Davacının tespit davası ile istediği hukuki korunma, diğer dava çeşitlerinden biri ile sağlanabiliyorsa, o zaman davacının o konuda tespit davası açmakta hukuki yararı yoktur. (Kuru/ …/ Yılmaz- Medeni Usul Hukuku Ders Kitabı, … 2011, 22. baskı, s.274)
Yukarıda yapılan açıklamalar ışığında somut olay değerlendirildiğinde; bu dava sonucunun diğer açılan ve bu dosyayı bekletici mesele yapılan tazminat ve rucü davalarının sonucunu etkileyeceği gözetildiğinde, davacının bu davayı açmakta hukuki yararının bulunduğu anlaşılmakta olup davanın esasına girilip karar verilmesi gerekirken yazılı şekilde karar verilmesi usul ve yasaya aykırı olup, bozma nedenidir.

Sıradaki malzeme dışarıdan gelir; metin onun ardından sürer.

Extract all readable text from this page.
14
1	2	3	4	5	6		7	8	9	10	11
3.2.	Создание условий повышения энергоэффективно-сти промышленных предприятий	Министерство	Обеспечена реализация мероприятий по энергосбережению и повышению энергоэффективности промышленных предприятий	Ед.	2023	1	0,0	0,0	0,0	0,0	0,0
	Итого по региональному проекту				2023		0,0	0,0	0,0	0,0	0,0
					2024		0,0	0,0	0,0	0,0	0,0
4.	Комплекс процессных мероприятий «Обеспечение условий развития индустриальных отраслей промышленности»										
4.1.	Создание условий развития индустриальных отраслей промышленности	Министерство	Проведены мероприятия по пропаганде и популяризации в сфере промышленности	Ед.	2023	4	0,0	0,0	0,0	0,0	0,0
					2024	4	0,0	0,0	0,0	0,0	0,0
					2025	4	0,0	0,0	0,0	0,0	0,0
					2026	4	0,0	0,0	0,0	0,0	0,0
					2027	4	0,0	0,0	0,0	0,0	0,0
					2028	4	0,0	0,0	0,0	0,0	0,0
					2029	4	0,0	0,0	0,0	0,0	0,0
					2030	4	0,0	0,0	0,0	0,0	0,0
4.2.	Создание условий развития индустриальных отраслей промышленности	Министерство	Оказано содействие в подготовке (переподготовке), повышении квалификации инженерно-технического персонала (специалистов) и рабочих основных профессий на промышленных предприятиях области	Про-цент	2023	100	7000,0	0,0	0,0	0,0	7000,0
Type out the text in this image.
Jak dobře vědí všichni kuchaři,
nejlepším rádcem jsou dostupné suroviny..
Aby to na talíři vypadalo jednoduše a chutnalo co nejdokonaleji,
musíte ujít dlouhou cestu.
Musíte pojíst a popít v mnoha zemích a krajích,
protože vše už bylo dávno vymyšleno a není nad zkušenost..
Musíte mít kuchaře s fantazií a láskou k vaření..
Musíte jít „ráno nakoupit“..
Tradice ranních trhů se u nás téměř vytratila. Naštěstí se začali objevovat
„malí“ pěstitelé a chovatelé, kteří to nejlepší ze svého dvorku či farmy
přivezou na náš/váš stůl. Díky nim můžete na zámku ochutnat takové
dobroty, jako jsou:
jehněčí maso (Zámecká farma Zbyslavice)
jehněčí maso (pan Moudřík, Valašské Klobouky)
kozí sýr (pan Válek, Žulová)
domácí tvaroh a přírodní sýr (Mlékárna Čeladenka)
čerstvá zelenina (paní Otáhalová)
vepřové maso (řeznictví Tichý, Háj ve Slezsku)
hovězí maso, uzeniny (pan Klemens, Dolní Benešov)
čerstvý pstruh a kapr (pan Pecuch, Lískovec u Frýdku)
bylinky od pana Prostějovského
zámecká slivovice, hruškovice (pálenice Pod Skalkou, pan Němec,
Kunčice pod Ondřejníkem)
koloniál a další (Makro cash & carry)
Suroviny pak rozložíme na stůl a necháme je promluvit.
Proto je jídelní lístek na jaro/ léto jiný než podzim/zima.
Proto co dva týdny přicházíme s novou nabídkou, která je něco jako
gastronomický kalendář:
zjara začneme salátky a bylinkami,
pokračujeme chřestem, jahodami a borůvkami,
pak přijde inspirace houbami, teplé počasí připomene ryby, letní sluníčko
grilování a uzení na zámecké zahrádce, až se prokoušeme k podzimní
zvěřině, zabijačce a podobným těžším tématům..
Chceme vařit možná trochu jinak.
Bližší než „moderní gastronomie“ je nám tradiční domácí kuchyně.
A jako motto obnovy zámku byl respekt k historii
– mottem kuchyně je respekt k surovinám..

Mahkemenin bu maddi ve hukuki olguları gözetmeksizin eksik inceleme ve yanılgılı değerlendirme sonucu yazılı şekilde karar vermiş olması, usul ve yasaya aykırı olup bozma nedenidir.
O halde, davacı vekilinin bu yönleri amaçlayan temyiz itirazları kabul edilmeli ve hüküm bozulmalıdır.
SONUÇ: Temyiz edilen hükmün yukarıda açıklanan nedenlerle BOZULMASINA, temyiz harcının istem halinde davacıya iadesine, 03.10.2022 gününde oybirliğiyle karar verildi.